La prima volta che non ti ho baciata è stato bellissimo.

Incipit tratto da:
Titolo: Superficie
Autore: Diego De Silva
Casa editrice: Einaudi

Libri di Diego De Silva

Copertine di Superficie di Diego De Silva

Quarta di copertina / Trama

Questo libro gioca con la nostra stupidità e la nostra intelligenza. È fatto di frasi fulminee il cui accostamento produce cortocircuiti spiazzanti e comicissimi. Come se Woody Allen, Groucho Marx e l’amico cretino di vostro zio si trovassero nella stessa stanza e parlassero ognuno per conto suo. È fatale: quando meno ve lo aspettate, scoppierete a ridere.
Prendete un luogo comune, smontatelo, rovesciatelo, trovategli amici e parenti, coniugi e amanti, nemici e complici. Denunciateli. Poi accostatelo a una battuta, a un aforisma, a un nonsense: accendete la miccia e aspettate. Ad esplodere, sarà la vostra risata. È un gioco, sí, ma è una sarabanda dell’intelletto. Perché è vero: molti discorsi umani sono irresistibilmente comici, sembrano costruiti solo per iniziare e non andare mai a fondo.
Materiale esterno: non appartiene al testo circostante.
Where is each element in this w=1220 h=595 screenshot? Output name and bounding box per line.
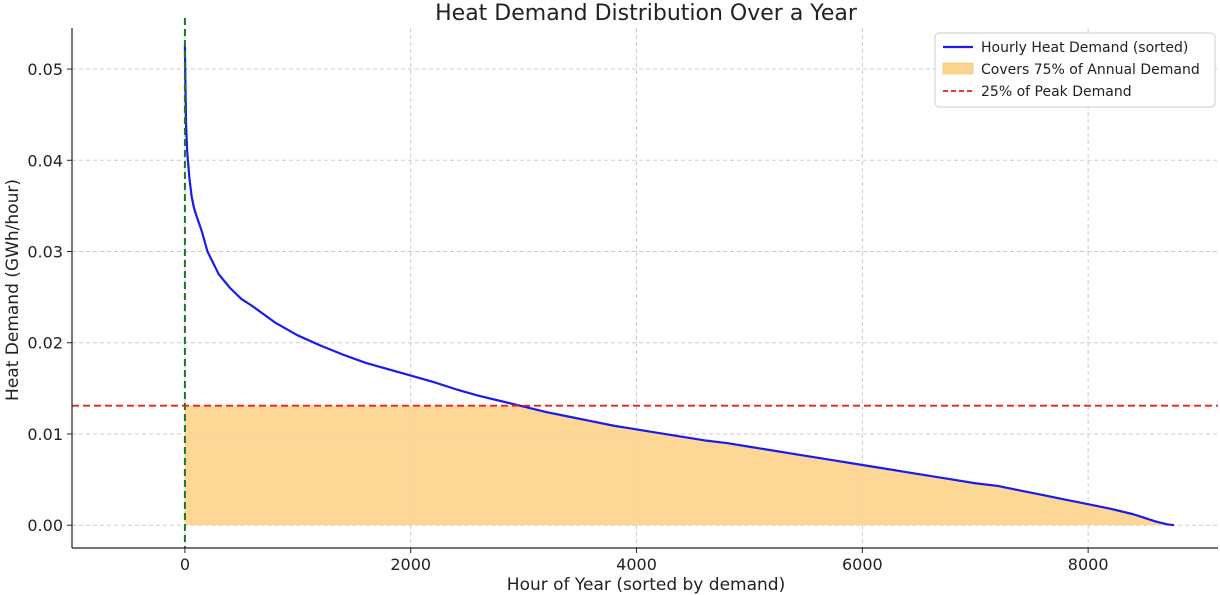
ticks: 0 2000 4000 6000 8000 0.00 0.01 0.02 0.03 0.04 0.0… — [27, 60, 1108, 574]
x-tick-label: 6000 — [842, 555, 883, 574]
legend-label: Hourly Heat Demand (sorted) — [981, 40, 1188, 56]
fill-layer — [184, 405, 1174, 526]
y-tick-label: 0.04 — [27, 151, 63, 170]
legend-box — [934, 32, 1216, 108]
covers-75-area — [184, 405, 1174, 526]
heat-demand-line — [183, 46, 1175, 527]
y-tick-label: 0.03 — [27, 243, 63, 262]
lines-layer — [72, 18, 1218, 548]
legend-label: 25% of Peak Demand — [981, 84, 1132, 100]
legend: Hourly Heat Demand (sorted) Covers 75% of… — [934, 32, 1216, 108]
x-tick-label: 8000 — [1068, 555, 1109, 574]
legend-label: Covers 75% of Annual Demand — [981, 62, 1200, 78]
axes — [71, 28, 1218, 549]
y-tick-label: 0.02 — [27, 334, 63, 353]
y-tick-label: 0.01 — [27, 425, 63, 444]
y-axis-label: Heat Demand (GWh/hour) — [3, 179, 23, 401]
x-tick-label: 4000 — [616, 555, 657, 574]
chart-title: Heat Demand Distribution Over a Year — [435, 1, 858, 26]
x-tick-label: 2000 — [390, 555, 431, 574]
y-tick-label: 0.05 — [27, 60, 63, 79]
x-tick-label: 0 — [180, 555, 190, 574]
legend-swatch-area — [942, 62, 974, 75]
x-axis-label: Hour of Year (sorted by demand) — [507, 575, 785, 595]
y-tick-label: 0.00 — [27, 516, 63, 535]
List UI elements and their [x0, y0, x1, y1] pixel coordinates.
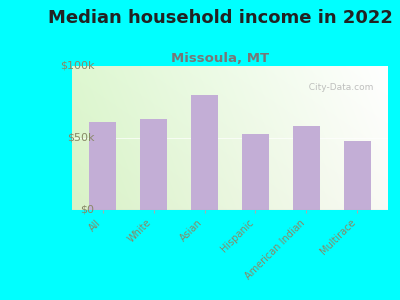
Text: Missoula, MT: Missoula, MT	[171, 52, 269, 65]
Bar	[89, 122, 116, 210]
Bar	[191, 95, 218, 210]
Bar	[242, 134, 269, 210]
Text: $50k: $50k	[67, 133, 94, 143]
Text: City-Data.com: City-Data.com	[303, 83, 373, 92]
Bar	[344, 141, 371, 210]
Text: $0: $0	[80, 205, 94, 215]
Text: Median household income in 2022: Median household income in 2022	[48, 9, 392, 27]
Bar	[293, 127, 320, 210]
Text: $100k: $100k	[60, 61, 94, 71]
Bar	[140, 119, 167, 210]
Sono grandiosi tentativi di semplificazione impastati in un chiacchiericcio che supera ogni pretesa di profondità per diventare, gioiosamente, superficie. E vanno inchiodati a se stessi, accostati ad altri o ad altro, perché nel flusso torrenziale si producano attriti, urti, ribaltamenti di senso. Proprio come avviene nelle reazioni chimiche, vanno messi accanto a un reagente che, consumandosi, li trasformi.